Gendergerechte Sprache bei Otto

Bereits 2019 holte sich Otto eine externe Agentur ins Boot, die den Bereichen Marketing, Service und Human Resources dabei half, zu lernen, wie man alle Geschlechter anspricht. Heute fungiert das Unternehmen als Paradebeispiel, wenn es um gendergerechte Sprache in der Markenkommunikation geht.

„Eigentlich sprechen wir von fairer Sprache. Wir wollen alle Menschen berücksichtigen und niemanden diskriminieren“, erklärt Marc Opelt, Bereichsvorstand Marketing. In der internen Kommunikation beruht die Nutzung von fairer Sprache auf Freiwilligkeit. „Bei uns gibt es keine Gender-Polizei“, sagt Opelt. Fehler seien ohnehin in so einem Prozess nicht zu vermeiden. „Auch ich bin mir manchmal unsicher, ob ich jetzt Arbeitgeber*innen oder Arbeitgeberin im Singular gesagt habe.“ Als Vorstandsmitglied von Otto ist es Opelt jedoch wichtig, eine Vorbildfunktion für die gesamte Organisation einzunehmen.

Stellenanzeigen, Jobbeschreibungen, schriftliche Kommunikation, Markensprache, Marketing – all das wird bei dem E-Commerce-Unternehmen in gendergerechter Sprache verfasst. Auch der nächste Geschäftsbericht soll niemanden mehr ausschließen. „Im Kern geht es um die Haltung eines Unternehmens, um Kulturwandel und Transformationsfähigkeit“, erklärt Opelt. Neben dem Beitrag zur Entwicklung einer diskriminierungsfreien Gesellschaft hat das auch Vorteile an anderer Stelle. Arbeitgeber zeigen so nicht nur, dass sie großen Wert auf Diversität legen, sondern können auch junge Zielgruppen erschließen und sich im War for Talents behaupten.
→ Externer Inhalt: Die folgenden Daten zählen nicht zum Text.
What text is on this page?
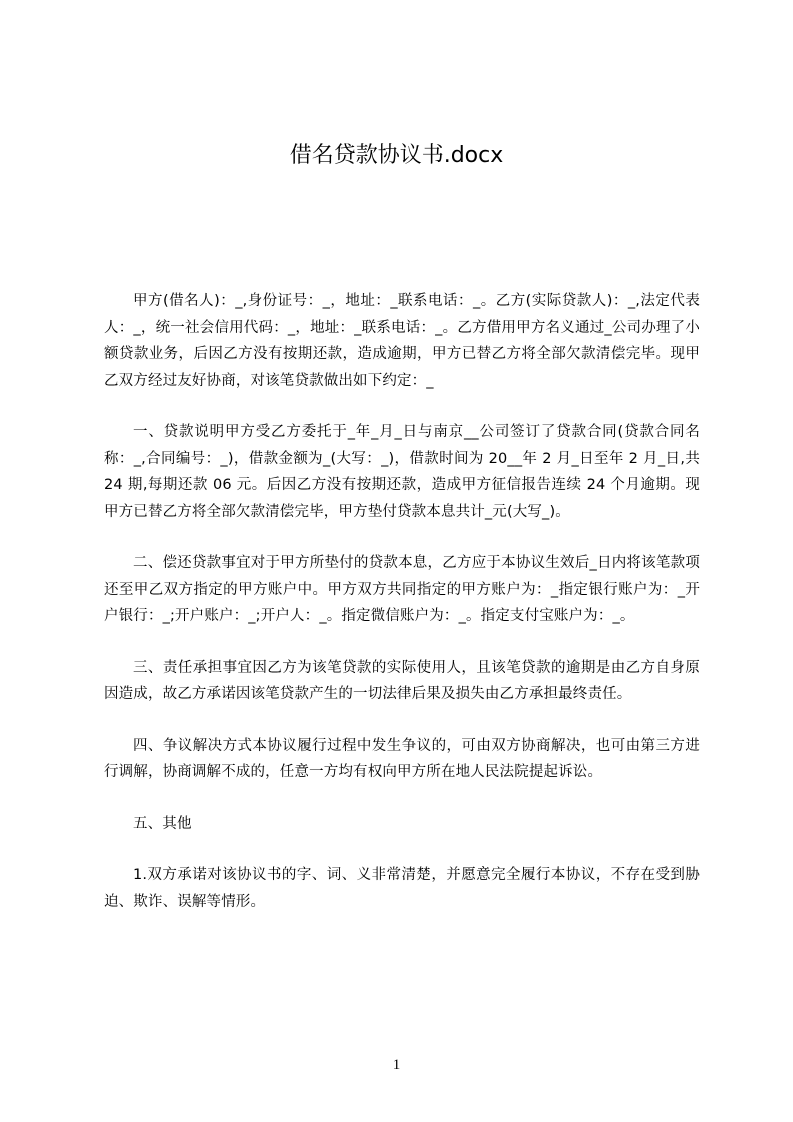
借名贷款协议书.docx

甲方(借名人)：_,身份证号：_，地址：_联系电话：_。乙方(实际贷款人)：_,法定代表人：_，统一社会信用代码：_，地址：_联系电话：_。乙方借用甲方名义通过_公司办理了小额贷款业务，后因乙方没有按期还款，造成逾期，甲方已替乙方将全部欠款清偿完毕。现甲乙双方经过友好协商，对该笔贷款做出如下约定：_

一、贷款说明甲方受乙方委托于_年_月_日与南京__公司签订了贷款合同(贷款合同名称：_,合同编号：_)，借款金额为_(大写：_)，借款时间为 20__年 2 月_日至年 2 月_日,共 24 期,每期还款 06 元。后因乙方没有按期还款，造成甲方征信报告连续 24 个月逾期。现甲方已替乙方将全部欠款清偿完毕，甲方垫付贷款本息共计_元(大写_)。

二、偿还贷款事宜对于甲方所垫付的贷款本息，乙方应于本协议生效后_日内将该笔款项还至甲乙双方指定的甲方账户中。甲方双方共同指定的甲方账户为：_指定银行账户为：_开户银行：_;开户账户：_;开户人：_。指定微信账户为：_。指定支付宝账户为：_。

三、责任承担事宜因乙方为该笔贷款的实际使用人，且该笔贷款的逾期是由乙方自身原因造成，故乙方承诺因该笔贷款产生的一切法律后果及损失由乙方承担最终责任。

四、争议解决方式本协议履行过程中发生争议的，可由双方协商解决，也可由第三方进行调解，协商调解不成的，任意一方均有权向甲方所在地人民法院提起诉讼。

五、其他

1.双方承诺对该协议书的字、词、义非常清楚，并愿意完全履行本协议，不存在受到胁迫、欺诈、误解等情形。

1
Geschlechtergerechte Sprache bisher ohne Regulierung

„Sprache ist ein Medium, um sich auszudrücken, und das die Wahrnehmung unserer Welt widerspiegelt. Da darf das Thema Diversität nicht fehlen“, erklärt Brigitte Zypries, Bundeswirtschaftsministerin a.D. und DUP-Herausgeberin.

„Es gibt sozialpsychologische Studien, die ganz klar zeigen, dass Unternehmen, die gendern, innovativer eingeschätzt werden“, sagt Burel. Eine festgeschriebene orthografische Variante – ob Gender-Sternchen, Doppelpunkt oder Neutralisierung – gebe es noch nicht.

Es werde auch noch einige Zeit dauern, bis die Gesellschaft für deutsche Sprache eine Empfehlung ausspricht. Die bisher am meisten verwendete Form ist das Gender-Sternchen.

Dennoch erkennt Burel auch klare Unterschiede in den Branchen: „IT-Unternehmen entscheiden sich eher für einen Doppelpunkt oder das Gender-Sternchen, konservativere Branchen nutzen bevorzugt Doppelformen wie Mitarbeiterinnen und Mitarbeiter. Kommunen oder Institutionen des öffentlichen Rechts setzen eher auf Neutralisierungen.“ Am Ende wird sich laut Burel das durchsetzen, was die Gesellschaft sich selbst im täglichen Sprachgebrauch als Standard macht – oder eben das, was die Unternehmen machen, die hier besonders weit vorn liegen.

Authentisch bleiben

Eine Karriere-Seite mit gendergerechte Sprache macht ein Unternehmen noch nicht zum Vorreiter, sagt Dr. Simone Burel.

Dr. Simone Burel

Dr. Simone Burel

ist Gründerin und Geschäftsführerin der linguistischen Unternehmensberatung LUB. In ihrer Dissertation hat sie über die Sprache der Dax-30-Unternehmen geschrieben

Wie können Unternehmen das Gendern für sich nutzen?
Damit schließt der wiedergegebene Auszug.